BasisBuilder.cc()

BasisBuilder.cc(x, *, k, penalty_order=2, knots=None, absorb_cons=True, diagonal_penalty=True, scale_penalty=True, basis_name='B')

Cyclic cubic regression spline basis and penalty matrix.

Basis for a penalized cubic regression spline whose ends match, up to second derivative.

Parameters:

• x (str | Var) – Name of input variable.

• k (int) – Number of (unconstrained) bases.

• penalty_order (int, default: 2) – Order of the penalty.

• knots (Array | ndarray | bool | number | bool | int | float | complex | None, default: None) – Knots used to set up the basis. If None (default), a set of equidistant knots will be set up automatically, with the domain boundaries inferred from the minimum and maximum of the observed values.

• absorb_cons (bool, default: True) – Whether the default identification constraint should be applied by reparameterization and absorbing the reparameterization matrix into the basis and penalty matrices for computational efficiency. If False, the basis is unconstrained, if True it receives a sum to zero constrained. Also see Basis.constrain().

• diagonal_penalty (bool, default: True) – Whether the penalty matrix associated with this term should be reparameterized into a diagonal matrix. In this case, the basis matrix is reparameterized accordingly. This can be beneficial for posterior geometry, which is why it is the default. Also see Basis.diagonalize_penalty().

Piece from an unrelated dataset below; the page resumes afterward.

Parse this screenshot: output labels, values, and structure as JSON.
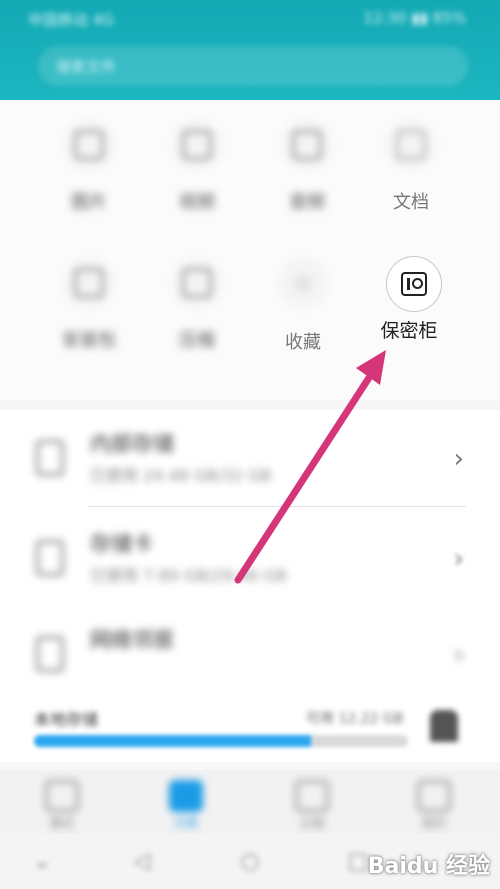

• scale_penalty (bool, default: True) – Whether the penalty matrix should be scaled such that its infinity norm is one. This can improve numerical stability, which is why it is done by default. Also see Basis.scale_penalty().

• basis_name (str, default: 'B') – Function-name for the basis matrix. If "B", and the basis is a function of the variable "x", the full name of the Basis object will be "B(x)". Names are made unique by appending a counter if necessary.

Return type:

Basis

Notes

This basis is initialized with use_callback=True and cache_basis=True. See Basis for details.

Cyclicity is enforced by matching the function and its derivatives at the domain boundaries. This method internally calls the R package mgcv to set up the basis and penalty. The mgcv documentation provides further details.

References

• Wood, S.N. (2017) Generalized Additive Models: An Introduction with R (2nd edition). Chapman and Hall/CRC.

• R package mgcv https://cran.r-project.org/web/packages/mgcv/index.html

Examples

>>> import liesel_gam as gam
>>> df = gam.demo_data(n=100)
>>> registry = gam.PandasRegistry(df)
>>> bb = gam.BasisBuilder(registry)
>>> bb.cc("x_nonlin", k=20)
Basis(name="B(x_nonlin)")